Ecosystem

The Loom

The deployment surface. Everything required to run a production cluster of Disentangle nodes — Helm charts, Terraform modules, post-quantum mesh networking, GitOps secrets bootstrap, operator CLI — is open-source, continuously integrated, and deployable in minutes on Oracle Always Free. For an operator, the whole stack is one config file. For an investor, it is the story that operational cost discipline is built in at the infrastructure level, not bolted on later. Every repository has CI. Every repository has tests. Dependency updates auto-merge when all checks pass.

Core Protocol
Infrastructure
Foundation
9
Projects
1,300+
Tests Passing
5
Languages
0
Failures
Anyone can run the network

Trivial to deploy. The infrastructure projects above are not scaffolding — they are the product. deploy takes a single config file and stands up a full cluster: Helm charts, FluxCD GitOps, or Docker Compose. k8s-oci-foundation provisions production Kubernetes with one Terraform apply. genesis-operator bootstraps secrets with envelope encryption. The entire pipeline from bare cloud account to running nodes is automated.

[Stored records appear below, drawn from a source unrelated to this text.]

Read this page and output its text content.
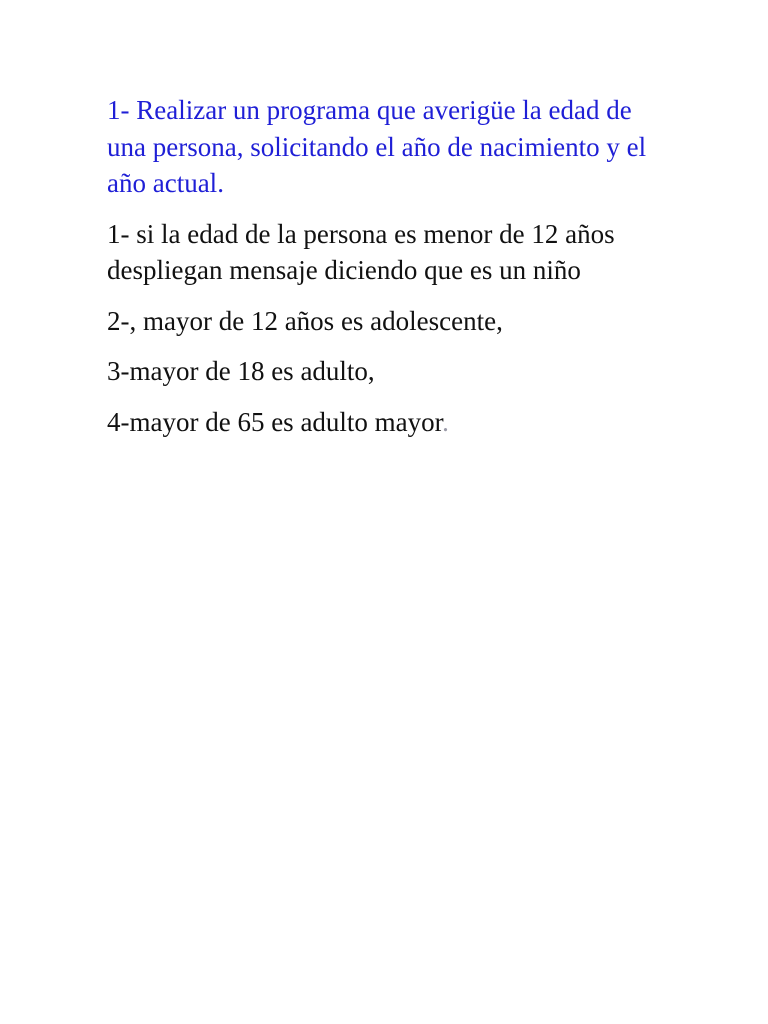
1- Realizar un programa que averigüe la edad de una persona, solicitando el año de nacimiento y el año actual.

1- si la edad de la persona es menor de 12 años despliegan mensaje diciendo que es un niño

2-, mayor de 12 años es adolescente,

3-mayor de 18 es adulto,

4-mayor de 65 es adulto mayor.
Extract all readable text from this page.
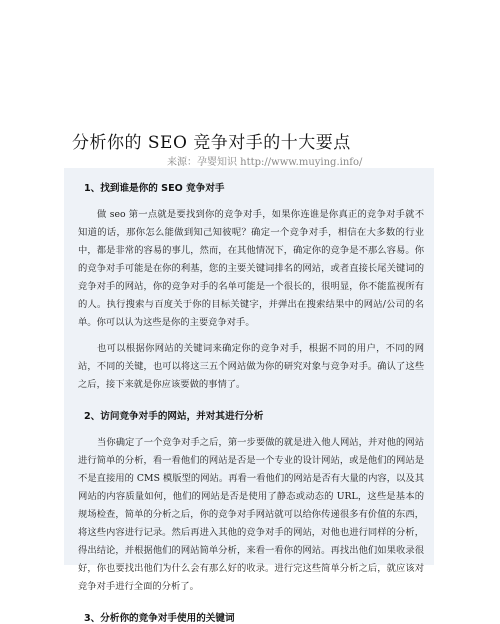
分析你的 SEO 竞争对手的十大要点
来源：孕婴知识 http://www.muying.info/
1、找到谁是你的 SEO 竞争对手

做 seo 第一点就是要找到你的竞争对手，如果你连谁是你真正的竞争对手就不知道的话，那你怎么能做到知己知彼呢？确定一个竞争对手，相信在大多数的行业中，都是非常的容易的事儿，然而，在其他情况下，确定你的竞争是不那么容易。你的竞争对手可能是在你的利基，您的主要关键词排名的网站，或者直接长尾关键词的竞争对手的网站，你的竞争对手的名单可能是一个很长的，很明显，你不能监视所有的人。执行搜索与百度关于你的目标关键字，并弹出在搜索结果中的网站/公司的名单。你可以认为这些是你的主要竞争对手。

也可以根据你网站的关键词来确定你的竞争对手，根据不同的用户，不同的网站，不同的关键，也可以将这三五个网站做为你的研究对象与竞争对手。确认了这些之后，接下来就是你应该要做的事情了。

2、访问竞争对手的网站，并对其进行分析

当你确定了一个竞争对手之后，第一步要做的就是进入他人网站，并对他的网站进行简单的分析，看一看他们的网站是否是一个专业的设计网站，或是他们的网站是不是直接用的 CMS 模版型的网站。再看一看他们的网站是否有大量的内容，以及其网站的内容质量如何，他们的网站是否是使用了静态或动态的 URL，这些是基本的规场检查，简单的分析之后，你的竞争对手网站就可以给你传递很多有价值的东西，将这些内容进行记录。然后再进入其他的竞争对手的网站，对他也进行同样的分析，得出结论，并根据他们的网站简单分析，来看一看你的网站。再找出他们如果收录很好，你也要找出他们为什么会有那么好的收录。进行完这些简单分析之后，就应该对竞争对手进行全面的分析了。

3、分析你的竞争对手使用的关键词
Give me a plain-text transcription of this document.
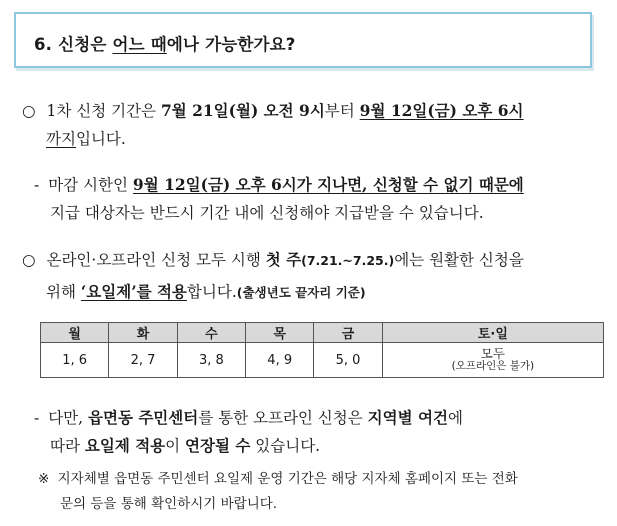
6. 신청은 어느 때에나 가능한가요?
○ 1차 신청 기간은 7월 21일(월) 오전 9시부터 9월 12일(금) 오후 6시
까지입니다.
- 마감 시한인 9월 12일(금) 오후 6시가 지나면, 신청할 수 없기 때문에
지급 대상자는 반드시 기간 내에 신청해야 지급받을 수 있습니다.
○ 온라인·오프라인 신청 모두 시행 첫 주(7.21.~7.25.)에는 원활한 신청을
위해 ‘요일제’를 적용합니다.(출생년도 끝자리 기준)
월	화	수	목	금	토·일
1, 6	2, 7	3, 8	4, 9	5, 0	모두
(오프라인은 불가)
- 다만, 읍면동 주민센터를 통한 오프라인 신청은 지역별 여건에
따라 요일제 적용이 연장될 수 있습니다.
※ 지자체별 읍면동 주민센터 요일제 운영 기간은 해당 지자체 홈페이지 또는 전화
문의 등을 통해 확인하시기 바랍니다.
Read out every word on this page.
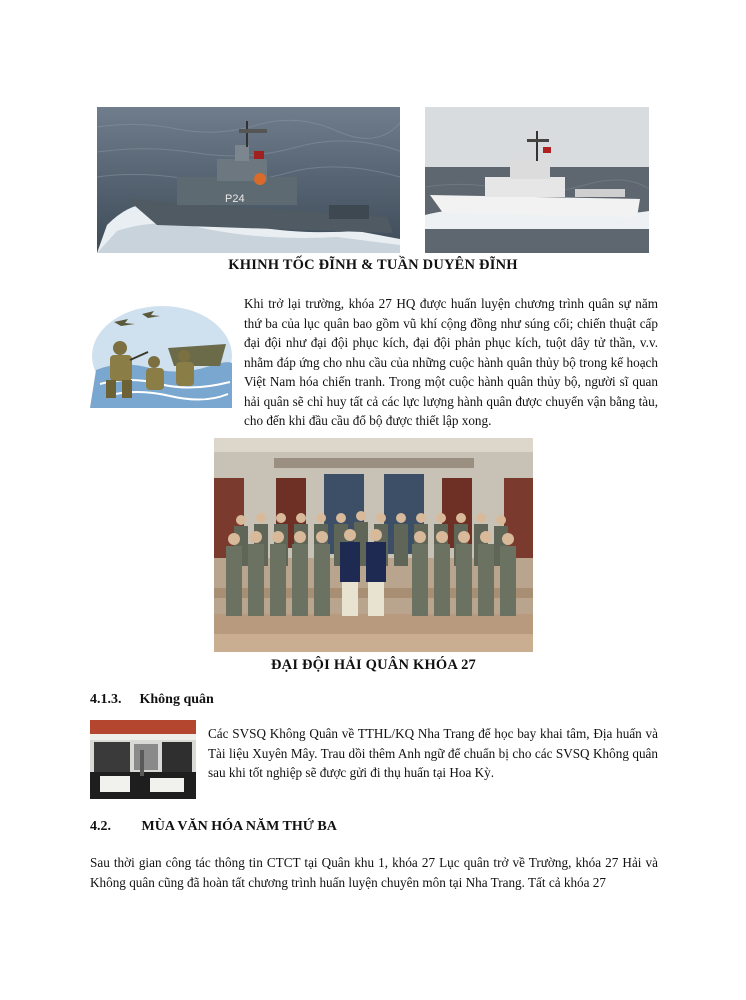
P24
KHINH TỐC ĐĨNH & TUẦN DUYÊN ĐĨNH
Khi trở lại trường, khóa 27 HQ được huấn luyện chương trình quân sự năm thứ ba của lục quân bao gồm vũ khí cộng đồng như súng cối; chiến thuật cấp đại đội như đại đội phục kích, đại đội phản phục kích, tuột dây tử thần, v.v. nhằm đáp ứng cho nhu cầu của những cuộc hành quân thủy bộ trong kế hoạch Việt Nam hóa chiến tranh. Trong một cuộc hành quân thủy bộ, người sĩ quan hải quân sẽ chỉ huy tất cả các lực lượng hành quân được chuyển vận bằng tàu, cho đến khi đầu cầu đổ bộ được thiết lập xong.
ĐẠI ĐỘI HẢI QUÂN KHÓA 27
4.1.3. Không quân
Các SVSQ Không Quân về TTHL/KQ Nha Trang để học bay khai tâm, Địa huấn và Tài liệu Xuyên Mây. Trau dồi thêm Anh ngữ để chuẩn bị cho các SVSQ Không quân sau khi tốt nghiệp sẽ được gửi đi thụ huấn tại Hoa Kỳ.
4.2. MÙA VĂN HÓA NĂM THỨ BA
Sau thời gian công tác thông tin CTCT tại Quân khu 1, khóa 27 Lục quân trở về Trường, khóa 27 Hải và Không quân cũng đã hoàn tất chương trình huấn luyện chuyên môn tại Nha Trang. Tất cả khóa 27
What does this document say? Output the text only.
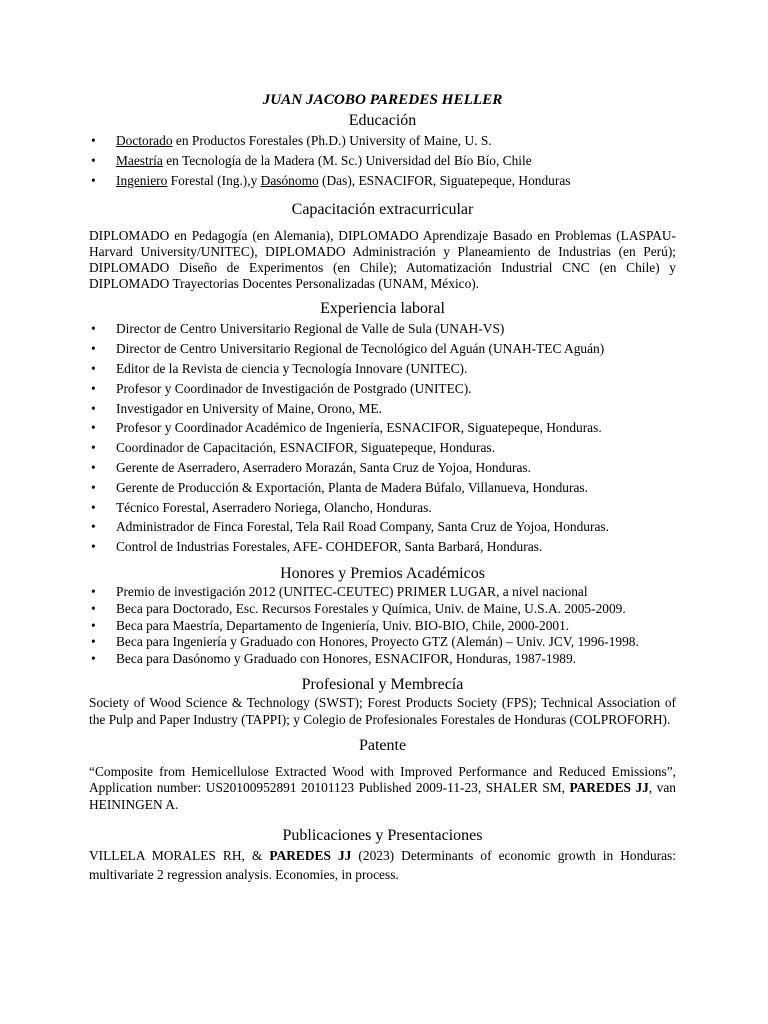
JUAN JACOBO PAREDES HELLER
Educación
• Doctorado en Productos Forestales (Ph.D.) University of Maine, U. S.
• Maestría en Tecnología de la Madera (M. Sc.) Universidad del Bío Bío, Chile
• Ingeniero Forestal (Ing.),y Dasónomo (Das), ESNACIFOR, Siguatepeque, Honduras
Capacitación extracurricular

DIPLOMADO en Pedagogía (en Alemania), DIPLOMADO Aprendizaje Basado en Problemas (LASPAU-Harvard University/UNITEC), DIPLOMADO Administración y Planeamiento de Industrias (en Perú); DIPLOMADO Diseño de Experimentos (en Chile); Automatización Industrial CNC (en Chile) y DIPLOMADO Trayectorias Docentes Personalizadas (UNAM, México).

Experiencia laboral
• Director de Centro Universitario Regional de Valle de Sula (UNAH-VS)
• Director de Centro Universitario Regional de Tecnológico del Aguán (UNAH-TEC Aguán)
• Editor de la Revista de ciencia y Tecnología Innovare (UNITEC).
• Profesor y Coordinador de Investigación de Postgrado (UNITEC).
• Investigador en University of Maine, Orono, ME.
• Profesor y Coordinador Académico de Ingeniería, ESNACIFOR, Siguatepeque, Honduras.
• Coordinador de Capacitación, ESNACIFOR, Siguatepeque, Honduras.
• Gerente de Aserradero, Aserradero Morazán, Santa Cruz de Yojoa, Honduras.
• Gerente de Producción & Exportación, Planta de Madera Búfalo, Villanueva, Honduras.
• Técnico Forestal, Aserradero Noriega, Olancho, Honduras.
• Administrador de Finca Forestal, Tela Rail Road Company, Santa Cruz de Yojoa, Honduras.
• Control de Industrias Forestales, AFE- COHDEFOR, Santa Barbará, Honduras.
Honores y Premios Académicos
• Premio de investigación 2012 (UNITEC-CEUTEC) PRIMER LUGAR, a nivel nacional
• Beca para Doctorado, Esc. Recursos Forestales y Química, Univ. de Maine, U.S.A. 2005-2009.
• Beca para Maestría, Departamento de Ingeniería, Univ. BIO-BIO, Chile, 2000-2001.
• Beca para Ingeniería y Graduado con Honores, Proyecto GTZ (Alemán) – Univ. JCV, 1996-1998.
• Beca para Dasónomo y Graduado con Honores, ESNACIFOR, Honduras, 1987-1989.
Profesional y Membrecía

Society of Wood Science & Technology (SWST); Forest Products Society (FPS); Technical Association of the Pulp and Paper Industry (TAPPI); y Colegio de Profesionales Forestales de Honduras (COLPROFORH).

Patente

“Composite from Hemicellulose Extracted Wood with Improved Performance and Reduced Emissions”, Application number: US20100952891 20101123 Published 2009-11-23, SHALER SM, PAREDES JJ, van HEININGEN A.

Publicaciones y Presentaciones

VILLELA MORALES RH, & PAREDES JJ (2023) Determinants of economic growth in Honduras: multivariate 2 regression analysis. Economies, in process.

Perpetually free. The reference deployment runs on Oracle Cloud's Always Free tier — 4 ARM Ampere OCPUs, 24GB RAM, 200GB block storage. No monthly bill. No runway dependency on cloud spend. If you can sign up for a free cloud account, you can run the network indefinitely. The barrier to participation is zero.

Self-healing by default. GitOps with FluxCD means the cluster converges to its declared state continuously. Nodes that drift are corrected automatically. Dependency updates auto-merge when all tests pass. Manual intervention is the exception, not the workflow. You deploy once; the system maintains itself.

Post-quantum from genesis. ML-KEM key exchange in the overlay network. ML-DSA certificates for identity. No elliptic curves in the critical path. Every node in every cluster gets post-quantum security by default — not as an upgrade, but as the only option.

The goal is a network where running nodes is so easy and so free that the question stops being "can I afford to participate?" and becomes "why wouldn't I?"